La situación ha puesto de relieve la ambigüedad que rodea el papel que desempeña el presupuesto de la UE en la integración europea. Si bien todos los líderes de la UE han abogado por el uso del presupuesto como instrumento para estimular el crecimiento económico, se han tomado pocas acciones al respecto. Esto plantea dudas sobre el denominado “Pacto de Crecimiento” lanzado por el Consejo Europeo en junio pasado, en especial sobre el compromiso político para movilizar rápidamente €120 mil millones mediante la reasignación de los Fondos Estructurales y de Cohesión no utilizados y el aumento de la capacidad crediticia del Banco Europeo de Inversiones.

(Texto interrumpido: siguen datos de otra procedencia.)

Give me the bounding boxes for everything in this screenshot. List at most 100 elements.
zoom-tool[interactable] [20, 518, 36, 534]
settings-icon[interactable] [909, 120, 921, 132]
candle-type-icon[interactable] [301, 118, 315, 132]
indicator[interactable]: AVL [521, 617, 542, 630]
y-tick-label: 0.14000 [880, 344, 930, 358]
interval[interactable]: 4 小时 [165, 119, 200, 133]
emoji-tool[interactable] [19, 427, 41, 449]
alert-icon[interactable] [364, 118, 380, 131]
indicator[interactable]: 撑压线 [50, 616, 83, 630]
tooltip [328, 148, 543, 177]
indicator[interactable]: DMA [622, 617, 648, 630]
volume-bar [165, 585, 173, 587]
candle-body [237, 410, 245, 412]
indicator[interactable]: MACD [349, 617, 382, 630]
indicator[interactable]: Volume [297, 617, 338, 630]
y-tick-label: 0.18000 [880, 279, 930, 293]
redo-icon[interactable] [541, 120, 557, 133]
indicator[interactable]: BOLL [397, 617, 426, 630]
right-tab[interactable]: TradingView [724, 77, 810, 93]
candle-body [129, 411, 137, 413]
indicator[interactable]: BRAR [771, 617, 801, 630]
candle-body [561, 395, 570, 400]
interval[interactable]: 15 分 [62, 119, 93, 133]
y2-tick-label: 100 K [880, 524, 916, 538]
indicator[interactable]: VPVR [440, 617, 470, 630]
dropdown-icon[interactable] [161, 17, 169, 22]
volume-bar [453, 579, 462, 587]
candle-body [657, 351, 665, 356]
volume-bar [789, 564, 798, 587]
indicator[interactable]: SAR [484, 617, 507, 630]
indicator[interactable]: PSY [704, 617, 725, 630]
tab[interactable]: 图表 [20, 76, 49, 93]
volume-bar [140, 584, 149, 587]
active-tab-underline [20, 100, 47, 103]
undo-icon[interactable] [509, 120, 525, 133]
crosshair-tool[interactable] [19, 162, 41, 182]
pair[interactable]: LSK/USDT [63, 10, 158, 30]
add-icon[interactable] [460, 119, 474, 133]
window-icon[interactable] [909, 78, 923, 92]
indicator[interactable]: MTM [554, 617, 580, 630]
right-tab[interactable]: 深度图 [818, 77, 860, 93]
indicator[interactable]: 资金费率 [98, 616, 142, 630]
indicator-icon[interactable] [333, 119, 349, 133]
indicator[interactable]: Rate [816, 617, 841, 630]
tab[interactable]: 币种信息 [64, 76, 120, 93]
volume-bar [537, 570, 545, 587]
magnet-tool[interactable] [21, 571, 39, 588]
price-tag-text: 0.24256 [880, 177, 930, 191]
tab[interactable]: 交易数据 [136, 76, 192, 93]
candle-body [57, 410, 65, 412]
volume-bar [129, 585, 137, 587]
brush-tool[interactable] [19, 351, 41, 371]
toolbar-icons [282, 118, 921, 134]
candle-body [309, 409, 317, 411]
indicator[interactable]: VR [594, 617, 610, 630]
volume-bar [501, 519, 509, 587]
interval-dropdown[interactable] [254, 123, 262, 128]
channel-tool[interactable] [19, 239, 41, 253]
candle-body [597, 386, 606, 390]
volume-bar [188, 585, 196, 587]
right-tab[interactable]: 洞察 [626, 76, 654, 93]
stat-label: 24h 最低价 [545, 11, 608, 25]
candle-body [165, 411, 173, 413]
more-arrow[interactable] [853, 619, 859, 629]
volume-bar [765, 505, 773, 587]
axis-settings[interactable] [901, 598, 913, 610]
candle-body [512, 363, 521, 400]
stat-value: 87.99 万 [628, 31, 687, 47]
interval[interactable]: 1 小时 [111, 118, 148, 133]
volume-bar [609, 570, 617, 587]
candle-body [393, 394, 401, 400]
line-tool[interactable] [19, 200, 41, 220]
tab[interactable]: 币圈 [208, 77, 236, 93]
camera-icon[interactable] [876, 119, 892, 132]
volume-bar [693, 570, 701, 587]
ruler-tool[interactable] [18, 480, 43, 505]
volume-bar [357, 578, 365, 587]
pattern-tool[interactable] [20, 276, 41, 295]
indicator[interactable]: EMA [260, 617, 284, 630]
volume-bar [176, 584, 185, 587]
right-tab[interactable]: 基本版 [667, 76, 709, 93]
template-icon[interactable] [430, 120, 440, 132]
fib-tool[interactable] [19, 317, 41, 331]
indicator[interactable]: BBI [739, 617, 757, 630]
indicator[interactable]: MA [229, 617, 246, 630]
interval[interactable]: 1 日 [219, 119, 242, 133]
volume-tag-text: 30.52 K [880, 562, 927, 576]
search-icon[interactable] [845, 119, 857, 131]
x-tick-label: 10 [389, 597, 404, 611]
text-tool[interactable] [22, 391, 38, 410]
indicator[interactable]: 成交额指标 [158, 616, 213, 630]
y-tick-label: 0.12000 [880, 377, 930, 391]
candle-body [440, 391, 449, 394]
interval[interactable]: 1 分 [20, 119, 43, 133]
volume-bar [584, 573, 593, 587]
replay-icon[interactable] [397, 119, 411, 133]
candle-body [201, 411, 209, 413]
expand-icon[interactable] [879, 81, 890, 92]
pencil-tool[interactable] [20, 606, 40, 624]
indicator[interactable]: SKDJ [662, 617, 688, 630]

De hecho, no obstante que los gobiernos europeos han acordado fomentar una absorción más rápida de los fondos de la UE en los países en crisis, se han negado a depositar en la cuenta del presupuesto de la UE a fin de permitir el desembolso de fondos. Estas señales contradictorias indican que los intereses nacionales siguen prevaleciendo en las negociaciones del presupuesto de la UE, negociaciones que a menudo son explotadas en los Estados miembros para beneficio político interno. A menos que se introduzca un mecanismo que facilite el desembolso rápido de fondos de la UE, y por consiguiente aísle al presupuesto de los efectos de la politización destructiva, dichos fondos no se pueden utilizar para estimular el crecimiento en tiempos de crisis.